Over the past three years, Prysmian, whose owners currently include Bank of America, Barclays and JP Morgan Chase, has opened up new low-cost production facilities in China, Spain and Brazil. In the face of this global restructuring, dictated by the insatiable demands of the major banks and finance houses, the unions are cynically deceiving the Prysmian strikers by claiming that they can win their dispute simply by sitting on a picket line, largely hidden from view. The unions are so intent on keeping workers around the country—and Prysmian workers across the globe—in the dark about the strike that it has received only one mention on a union web site.

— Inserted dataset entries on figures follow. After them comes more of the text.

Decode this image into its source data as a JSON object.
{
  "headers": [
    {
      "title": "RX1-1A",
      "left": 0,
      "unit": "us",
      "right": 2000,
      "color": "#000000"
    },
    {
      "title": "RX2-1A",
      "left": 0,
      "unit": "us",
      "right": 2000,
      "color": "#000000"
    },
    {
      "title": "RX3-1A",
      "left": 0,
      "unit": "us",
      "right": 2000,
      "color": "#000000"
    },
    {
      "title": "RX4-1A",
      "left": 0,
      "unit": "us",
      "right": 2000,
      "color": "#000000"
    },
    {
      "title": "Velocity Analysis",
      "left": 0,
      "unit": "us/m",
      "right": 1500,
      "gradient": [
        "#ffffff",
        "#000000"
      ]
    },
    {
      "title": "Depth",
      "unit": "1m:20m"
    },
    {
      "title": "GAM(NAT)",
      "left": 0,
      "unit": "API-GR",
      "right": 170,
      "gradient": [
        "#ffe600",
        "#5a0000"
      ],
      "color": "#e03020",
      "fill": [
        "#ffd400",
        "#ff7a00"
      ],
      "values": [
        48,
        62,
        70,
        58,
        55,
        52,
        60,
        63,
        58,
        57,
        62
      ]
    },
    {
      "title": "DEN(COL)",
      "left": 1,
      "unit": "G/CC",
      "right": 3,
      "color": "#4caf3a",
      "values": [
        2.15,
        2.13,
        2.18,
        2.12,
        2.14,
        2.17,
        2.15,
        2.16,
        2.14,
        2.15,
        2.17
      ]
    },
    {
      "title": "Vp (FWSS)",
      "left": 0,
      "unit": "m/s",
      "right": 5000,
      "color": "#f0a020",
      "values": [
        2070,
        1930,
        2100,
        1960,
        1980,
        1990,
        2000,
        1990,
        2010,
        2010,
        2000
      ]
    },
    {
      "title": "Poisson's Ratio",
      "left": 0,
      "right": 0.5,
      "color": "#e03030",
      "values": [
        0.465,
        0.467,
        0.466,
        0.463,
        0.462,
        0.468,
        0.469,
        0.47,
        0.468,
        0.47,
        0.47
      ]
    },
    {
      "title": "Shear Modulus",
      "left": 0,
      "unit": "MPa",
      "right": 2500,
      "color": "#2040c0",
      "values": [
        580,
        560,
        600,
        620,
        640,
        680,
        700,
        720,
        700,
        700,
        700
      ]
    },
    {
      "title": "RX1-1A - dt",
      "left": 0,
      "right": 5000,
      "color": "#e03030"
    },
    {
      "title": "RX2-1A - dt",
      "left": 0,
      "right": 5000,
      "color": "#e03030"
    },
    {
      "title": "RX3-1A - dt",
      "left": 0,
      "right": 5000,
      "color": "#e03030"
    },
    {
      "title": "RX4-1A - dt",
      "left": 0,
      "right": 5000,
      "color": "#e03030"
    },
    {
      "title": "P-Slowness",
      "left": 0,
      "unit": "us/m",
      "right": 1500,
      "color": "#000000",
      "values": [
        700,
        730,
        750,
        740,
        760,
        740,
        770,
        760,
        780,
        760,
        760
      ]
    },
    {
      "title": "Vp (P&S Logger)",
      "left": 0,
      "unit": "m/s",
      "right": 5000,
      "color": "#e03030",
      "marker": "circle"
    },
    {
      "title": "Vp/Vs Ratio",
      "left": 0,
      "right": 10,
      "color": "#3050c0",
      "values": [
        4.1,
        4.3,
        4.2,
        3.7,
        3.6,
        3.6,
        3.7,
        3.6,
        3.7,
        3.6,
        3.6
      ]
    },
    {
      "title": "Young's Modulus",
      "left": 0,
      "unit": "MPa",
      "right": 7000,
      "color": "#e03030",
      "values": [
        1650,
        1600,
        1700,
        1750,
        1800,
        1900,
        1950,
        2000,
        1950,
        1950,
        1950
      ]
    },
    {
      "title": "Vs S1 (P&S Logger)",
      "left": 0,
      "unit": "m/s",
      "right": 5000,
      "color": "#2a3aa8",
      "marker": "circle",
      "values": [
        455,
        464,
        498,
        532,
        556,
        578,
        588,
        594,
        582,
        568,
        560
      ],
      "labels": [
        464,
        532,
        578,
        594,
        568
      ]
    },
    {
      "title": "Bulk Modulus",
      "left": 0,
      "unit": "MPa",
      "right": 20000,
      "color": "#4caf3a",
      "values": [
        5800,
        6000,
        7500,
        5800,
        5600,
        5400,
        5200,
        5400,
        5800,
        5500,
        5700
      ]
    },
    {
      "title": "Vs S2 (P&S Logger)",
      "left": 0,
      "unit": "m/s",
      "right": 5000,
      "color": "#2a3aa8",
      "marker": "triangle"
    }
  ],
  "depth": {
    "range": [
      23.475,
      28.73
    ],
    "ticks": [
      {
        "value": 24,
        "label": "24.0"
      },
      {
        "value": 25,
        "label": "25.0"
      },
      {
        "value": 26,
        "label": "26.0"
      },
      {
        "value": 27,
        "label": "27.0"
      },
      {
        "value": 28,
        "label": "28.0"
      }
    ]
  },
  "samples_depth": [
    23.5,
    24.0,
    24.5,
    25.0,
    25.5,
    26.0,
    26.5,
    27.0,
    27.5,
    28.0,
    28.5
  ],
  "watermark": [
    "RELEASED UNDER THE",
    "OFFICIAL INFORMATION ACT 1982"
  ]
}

As a result, the determined struggle mounted by the Prysmian strikers is in great danger. The union officials calculate that the longer the strike continues, the more the strikers will be worn down by financial pressures, particularly on the eve of Christmas, and be forced to seek work elsewhere. The unions would then be in a position to insist that there is no choice but to abide by any return to work order issued by the FWA commissioner.

In order to break out of this straitjacket, the striking workers must take the dispute out of the hands of the unions. As a first step, they need to elect a rank and file committee that will send delegations to other workplaces, organise public campaigns to win support throughout the working class and contact Prysmian workers internationally to appeal for backing. This will mean a direct political fight against the unions and governments, which defend the private profit system and divide workers along national lines, endlessly subordinating them to the drive for the “international competitiveness” of their “own” employers. There is only one way to reverse the deepening destruction of jobs, wages and conditions. That lies in the unified struggle of the working class for a socialist perspective to overturn the entire capitalist profit system and place the global corporations and banks under public ownership and the democratic control of working people, so that they operate in the interests of all, not a wealthy few.